The desert borax wagons are a marvel of themselves. The wagon proper is made to hold ten tons of borax. It has a bed sixteen feet long by four feet wide and sides six feet high. The hind wheels are seven feet, and the front wheels five feet, in diameter. They are fitted with tires eight inches wide and an inch thick, and an empty wagon weighs seventy-eight hundred pounds. In addition to this combined weight of wagon and load, amounting to about fourteen tons, is the trailer, as is called the water wagon, which it is necessary to attach to the train in order that man and beast may not perish of thirst on the journey. Altogether, the plucky teams have to haul through the yielding sands about twenty tons—nearly or quite one ton to the beast.
A traction engine is also employed in hauling the product of the mines. This is a huge concern weighing hundreds of tons and doing the work of several mule teams. This machine has not been found adapted to all features of the work, however, and is not destined to supersede the mule wagons.

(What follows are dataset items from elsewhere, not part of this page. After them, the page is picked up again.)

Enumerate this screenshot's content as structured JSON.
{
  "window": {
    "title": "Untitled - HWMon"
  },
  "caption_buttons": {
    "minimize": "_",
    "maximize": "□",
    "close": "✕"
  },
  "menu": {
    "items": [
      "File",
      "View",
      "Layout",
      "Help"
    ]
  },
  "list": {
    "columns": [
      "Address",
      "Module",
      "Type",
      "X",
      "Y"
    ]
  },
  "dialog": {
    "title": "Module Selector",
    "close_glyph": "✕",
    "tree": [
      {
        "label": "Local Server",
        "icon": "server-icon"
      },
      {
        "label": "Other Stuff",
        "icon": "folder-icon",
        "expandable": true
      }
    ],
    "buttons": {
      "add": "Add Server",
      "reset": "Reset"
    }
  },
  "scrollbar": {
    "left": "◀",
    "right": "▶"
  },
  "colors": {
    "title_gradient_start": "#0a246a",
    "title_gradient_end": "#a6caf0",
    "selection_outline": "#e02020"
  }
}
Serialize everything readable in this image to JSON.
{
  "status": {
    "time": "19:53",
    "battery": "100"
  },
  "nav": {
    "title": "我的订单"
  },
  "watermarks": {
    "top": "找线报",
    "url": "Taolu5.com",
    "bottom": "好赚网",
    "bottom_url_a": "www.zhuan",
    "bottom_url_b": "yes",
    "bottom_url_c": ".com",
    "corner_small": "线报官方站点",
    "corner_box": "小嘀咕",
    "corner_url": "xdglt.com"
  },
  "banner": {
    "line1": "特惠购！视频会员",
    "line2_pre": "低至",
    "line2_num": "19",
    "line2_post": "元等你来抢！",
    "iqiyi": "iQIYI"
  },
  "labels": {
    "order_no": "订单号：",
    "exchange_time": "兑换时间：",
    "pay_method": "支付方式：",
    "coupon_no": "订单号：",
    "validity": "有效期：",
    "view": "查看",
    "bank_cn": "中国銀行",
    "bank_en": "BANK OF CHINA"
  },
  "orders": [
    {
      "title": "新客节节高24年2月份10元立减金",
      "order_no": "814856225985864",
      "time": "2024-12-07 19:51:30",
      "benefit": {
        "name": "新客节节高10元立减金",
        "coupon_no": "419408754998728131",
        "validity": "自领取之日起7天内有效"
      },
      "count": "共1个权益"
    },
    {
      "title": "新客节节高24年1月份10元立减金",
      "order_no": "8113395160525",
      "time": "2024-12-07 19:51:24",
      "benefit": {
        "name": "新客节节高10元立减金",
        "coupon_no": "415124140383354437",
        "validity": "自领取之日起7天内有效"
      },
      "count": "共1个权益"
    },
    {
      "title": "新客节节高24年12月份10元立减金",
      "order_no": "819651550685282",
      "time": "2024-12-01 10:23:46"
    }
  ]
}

A little more than twenty years ago borax was worth, in this country, in the neighborhood of one dollar per pound. It is now being mined,—even under the present disadvantages,—prepared, and marketed at a profit at about ten cents a pound, with a prospect of still lower figures in the near future.
[CHAPTER XI]
OTHER MINERALS FOUND IN THE DESERT
Gold and borax, which have been given chapters in this work, are by no means all the minerals found in the California deserts. The deserts have tempted the prospector ever since California became known as a mineral field. For a time gold was the prime object of his search, but later it became known that other minerals were capable of yielding profits quite as great as the yellow metal, and he has become more critical in his observations. His care has been liberally rewarded.
Borax was one of the first of the mineral products to attract his attention. The discovery of large deposits of this in Death Valley was followed by the discovery of immense beds of niter, of sulphate of soda, nitrate of soda, and other mineral drugs in the same vicinity.